Adults who have lost teeth due to nontraumatic reasons may have a higher risk of developing cardiovascular disease, according to the American College of Cardiology (ACC), which also notes that cardiovascular disease is the leading cause of death in the United States and that previous studies have linked cardiovascular disease with oral disease.
The causal association between oral disease and cardiovascular disease is not well known, so the researchers conducted a secondary analysis of the 2014 Behavior Risk Factor Surveillance System, which looked at tooth loss not caused by trauma as well as cardiovascular disease including heart attack, angina, and stroke.
The study included 316,588 participants from the United States and its territories between the ages of 40 and 79. Overall, 8% were edentulous, and 13% had cardiovascular disease. The percentage of people who had cardiovascular disease and were edentulous was 28%, while only 7% had cardiovascular disease but did not have missing teeth.
In addition to edentulous participants, those who reported having one to five missing teeth or six or more, but not all, missing teeth also were more likely to develop cardiovascular disease even after adjusting for other factors such as body mass index, age, race, alcohol consumption, smoking, diabetes, and dental visits.
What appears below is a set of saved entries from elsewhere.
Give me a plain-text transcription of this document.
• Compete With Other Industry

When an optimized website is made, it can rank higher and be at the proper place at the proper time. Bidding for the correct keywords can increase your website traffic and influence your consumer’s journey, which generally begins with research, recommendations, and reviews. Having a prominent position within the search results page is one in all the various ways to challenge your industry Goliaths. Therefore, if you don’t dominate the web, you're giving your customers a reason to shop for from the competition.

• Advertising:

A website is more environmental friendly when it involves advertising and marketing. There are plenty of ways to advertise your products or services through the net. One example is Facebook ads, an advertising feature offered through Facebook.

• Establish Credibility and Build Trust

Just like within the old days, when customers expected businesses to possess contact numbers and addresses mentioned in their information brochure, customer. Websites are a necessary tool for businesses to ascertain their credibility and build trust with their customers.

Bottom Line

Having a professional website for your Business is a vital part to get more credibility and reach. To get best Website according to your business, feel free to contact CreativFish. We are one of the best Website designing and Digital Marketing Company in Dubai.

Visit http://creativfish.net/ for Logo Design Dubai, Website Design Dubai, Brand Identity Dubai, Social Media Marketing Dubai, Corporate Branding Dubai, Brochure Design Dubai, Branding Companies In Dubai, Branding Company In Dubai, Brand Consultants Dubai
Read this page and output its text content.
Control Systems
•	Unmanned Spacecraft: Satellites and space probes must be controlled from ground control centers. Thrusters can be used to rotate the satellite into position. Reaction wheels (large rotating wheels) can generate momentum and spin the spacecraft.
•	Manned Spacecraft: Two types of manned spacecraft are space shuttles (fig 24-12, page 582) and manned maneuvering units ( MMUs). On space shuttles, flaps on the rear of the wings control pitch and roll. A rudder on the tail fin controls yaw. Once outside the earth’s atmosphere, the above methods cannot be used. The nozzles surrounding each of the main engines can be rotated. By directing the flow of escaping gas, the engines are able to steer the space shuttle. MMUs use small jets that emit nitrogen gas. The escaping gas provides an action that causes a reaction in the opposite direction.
“Our results support that there is a relationship between dental health and cardiovascular health,” said Hamad Mohammed Qabha, MBBS, lead author and chief medical and surgical intern at Imam Muhammad Ibn Saud Islamic University.
“If a person’s teeth fall out, there may be other underlying health concerns. Clinicians should be recommending that people in this age group receive adequate oral healthcare to prevent the diseases that lead to tooth loss in the first place and as potentially another way of reducing risk of future cardiovascular disease,” he said.
The study was presented at the ACC Middle East Conference 2019, held in conjunction with the 10th Emirates Cardiac Society Congress in Dubai, United Arab Emirates, October 3 through October 5.